Only twice before has it featured in the Tour, in 1962 and 1964. The legendary Spanish climber Federico Bahamontes, the winner in 1959 and the mountain king a record six times, took it on both occasions.
Millar attacked at the foot of the Bonette’s immense 15-mile climb together with Pedro Delgado. He eventually shook off the Spaniard to breast the peak more than a minute clear of Rominger and Indurain. It was a truly magnificent ride by the 34-year-old Scot who has, almost single-handedly, flown the British flag in the Tour over the past decade.
It was always likely, given such heroics, that Millar would be caught on the final climb to Isola and, when Indurain’s group duly swept past him, it seemed he was finally and completely done. Now he appeared hunched, small and frail – yet even then he fought back to stay in touch and, with 2 1/2 miles to go, suddenly launched another courageous attack.
Alas, he could not sustain it for Indurain was driving hard behind, accompanied by most of the men who had stuck so close to him the previous day.
Millar eventually finished seventh, a minute behind, but the position was of no real consequence. The Scot had ridden such a colossal stage, with such panache and daring, that his name will be for ever associated the Col de Bonette.
In fact Millar is no great lover of the Alps. All three of his Tour de France stage wins have been in the Pyrenees, and there are plenty of mountains to climb there next week. His year of years came in 1984 when he was fourth overall, won a stage and became the only Briton to win the King of the Mountains jersey.
Nowadays the legs are a little less pliable but Millar, as he so splendidly proved here, remains one of the great climbers.
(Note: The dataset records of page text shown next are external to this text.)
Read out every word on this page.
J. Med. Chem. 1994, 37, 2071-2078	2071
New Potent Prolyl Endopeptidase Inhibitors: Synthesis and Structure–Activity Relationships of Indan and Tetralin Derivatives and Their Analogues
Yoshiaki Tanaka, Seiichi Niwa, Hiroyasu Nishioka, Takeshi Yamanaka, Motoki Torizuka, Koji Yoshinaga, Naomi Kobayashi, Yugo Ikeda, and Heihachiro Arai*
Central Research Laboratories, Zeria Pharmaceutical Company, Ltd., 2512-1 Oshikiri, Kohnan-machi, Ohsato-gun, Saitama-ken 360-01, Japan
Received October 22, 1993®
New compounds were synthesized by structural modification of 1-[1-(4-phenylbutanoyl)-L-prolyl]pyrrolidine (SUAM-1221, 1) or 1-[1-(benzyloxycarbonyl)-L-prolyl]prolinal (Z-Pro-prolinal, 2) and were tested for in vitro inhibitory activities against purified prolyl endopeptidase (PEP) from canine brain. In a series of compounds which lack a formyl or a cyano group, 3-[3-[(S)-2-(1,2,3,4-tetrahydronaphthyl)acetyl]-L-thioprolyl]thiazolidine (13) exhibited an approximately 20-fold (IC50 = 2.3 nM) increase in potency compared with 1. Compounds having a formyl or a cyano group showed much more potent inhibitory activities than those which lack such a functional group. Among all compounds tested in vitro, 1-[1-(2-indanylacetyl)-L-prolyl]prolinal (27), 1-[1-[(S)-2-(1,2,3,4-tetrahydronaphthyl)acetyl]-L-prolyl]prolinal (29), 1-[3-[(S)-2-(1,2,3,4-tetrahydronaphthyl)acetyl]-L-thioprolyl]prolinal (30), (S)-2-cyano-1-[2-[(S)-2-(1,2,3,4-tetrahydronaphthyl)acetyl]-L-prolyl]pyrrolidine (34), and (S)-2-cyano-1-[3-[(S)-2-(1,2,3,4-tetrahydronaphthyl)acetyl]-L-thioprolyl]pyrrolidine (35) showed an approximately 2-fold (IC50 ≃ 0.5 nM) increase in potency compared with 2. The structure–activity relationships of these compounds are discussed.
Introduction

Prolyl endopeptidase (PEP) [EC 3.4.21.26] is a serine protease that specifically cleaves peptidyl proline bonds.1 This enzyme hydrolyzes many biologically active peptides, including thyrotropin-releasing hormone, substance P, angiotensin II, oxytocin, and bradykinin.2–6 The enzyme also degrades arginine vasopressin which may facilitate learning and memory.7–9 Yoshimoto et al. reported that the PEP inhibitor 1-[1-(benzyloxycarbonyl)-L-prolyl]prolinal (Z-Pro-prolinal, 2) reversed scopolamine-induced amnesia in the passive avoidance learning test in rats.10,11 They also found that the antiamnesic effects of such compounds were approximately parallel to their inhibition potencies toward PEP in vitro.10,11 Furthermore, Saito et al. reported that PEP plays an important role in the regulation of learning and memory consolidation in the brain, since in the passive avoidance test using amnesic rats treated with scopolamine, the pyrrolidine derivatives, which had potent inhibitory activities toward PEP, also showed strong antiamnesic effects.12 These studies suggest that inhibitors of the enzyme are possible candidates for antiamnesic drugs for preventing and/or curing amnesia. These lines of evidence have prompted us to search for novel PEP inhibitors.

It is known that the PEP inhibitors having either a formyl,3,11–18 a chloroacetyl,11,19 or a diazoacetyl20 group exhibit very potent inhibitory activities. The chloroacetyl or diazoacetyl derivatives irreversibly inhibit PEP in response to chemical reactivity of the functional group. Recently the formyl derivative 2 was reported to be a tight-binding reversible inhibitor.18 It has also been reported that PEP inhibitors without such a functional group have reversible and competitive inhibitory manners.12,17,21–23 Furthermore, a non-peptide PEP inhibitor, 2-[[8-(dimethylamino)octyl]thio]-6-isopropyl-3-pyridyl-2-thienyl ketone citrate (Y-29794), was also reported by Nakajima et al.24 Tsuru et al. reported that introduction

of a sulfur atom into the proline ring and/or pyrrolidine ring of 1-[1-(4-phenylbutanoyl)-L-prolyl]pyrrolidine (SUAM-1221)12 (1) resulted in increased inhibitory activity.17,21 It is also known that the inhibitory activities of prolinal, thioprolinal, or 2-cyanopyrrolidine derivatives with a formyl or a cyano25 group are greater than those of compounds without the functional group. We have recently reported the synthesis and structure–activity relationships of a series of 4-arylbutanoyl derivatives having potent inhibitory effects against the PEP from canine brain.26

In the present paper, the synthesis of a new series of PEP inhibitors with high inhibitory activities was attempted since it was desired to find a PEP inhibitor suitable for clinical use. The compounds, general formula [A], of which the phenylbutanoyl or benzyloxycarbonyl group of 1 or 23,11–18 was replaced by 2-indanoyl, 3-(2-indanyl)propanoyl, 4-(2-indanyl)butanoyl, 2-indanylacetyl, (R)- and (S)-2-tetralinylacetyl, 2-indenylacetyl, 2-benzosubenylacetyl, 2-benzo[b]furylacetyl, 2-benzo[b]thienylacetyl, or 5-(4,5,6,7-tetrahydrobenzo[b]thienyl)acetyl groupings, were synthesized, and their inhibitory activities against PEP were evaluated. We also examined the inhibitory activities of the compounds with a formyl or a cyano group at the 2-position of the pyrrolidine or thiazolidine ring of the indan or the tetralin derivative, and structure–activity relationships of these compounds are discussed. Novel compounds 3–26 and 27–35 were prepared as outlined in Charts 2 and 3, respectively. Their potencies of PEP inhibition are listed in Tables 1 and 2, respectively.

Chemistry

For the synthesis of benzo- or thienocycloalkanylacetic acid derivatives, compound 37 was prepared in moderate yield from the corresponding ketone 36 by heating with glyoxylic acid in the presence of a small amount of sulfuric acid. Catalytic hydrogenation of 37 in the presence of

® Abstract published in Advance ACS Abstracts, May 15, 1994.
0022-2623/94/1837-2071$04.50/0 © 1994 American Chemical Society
It is a disgrace that the Scottish sporting press, so keen to bang the national drum, have for years virtually ignored him.
Millar’s efforts aside, the 11th stage, despite the length and ferocity of the climbs, was never going to match the significance of Wednesday when Indurain virtually ensured that the rest of the race will be a sort of holiday for him.
The day’s first climb was the daunting Col d’Izoard, with its huge grey-brown, barren scree slopes and its almost mythical association with the mountain exploits of the former Tour winners Fausto Coppi and Louison Bobbet. Yet it seemed to go by almost as an afterthought.
Indurain was again imposing his authority pitilessly and seemed determined to take the stage, though in the end Rominger, still strong, nicked it. It was clear from the start that Indurain now considers the Swiss – who took over the climbers’ jersey yesterday – his only possible rival.
For the past two years Claudio Chiappucci has finished in that measled vest but he struggled horribly on the climb to the Bonette where he was almost two minutes down on Indurain and Rominger at the summit. Typically the Italian fought back to contest the final 32-bend hairpin climb to the ski station of Isola, being used for the first time in preference to L’Alpe d’Huez.
On such a long and gruelling stage there were inevitable casualties, but the day’s 15 victims included some notables: France’s Laurent Fignon, who won in 1983 and 1984; the overnight points leader Mario Cipollini of Italy, who finished out of time; and the Belgian lying second to him, Wilfried Nelissen, who abandoned.
The Uzbek sprinter Djamol Abdoujaparov, winner of the green jersey two years ago, scraped in last while Italy’s world champion Gianni Bugno had a second disastrous day and lost almost 13 minutes.
Today the Tour leaves the Alps – but the survivors face around eight hours in the saddle in this year’s longest stage.
Today: Isola 2000 to Marseille (180 miles).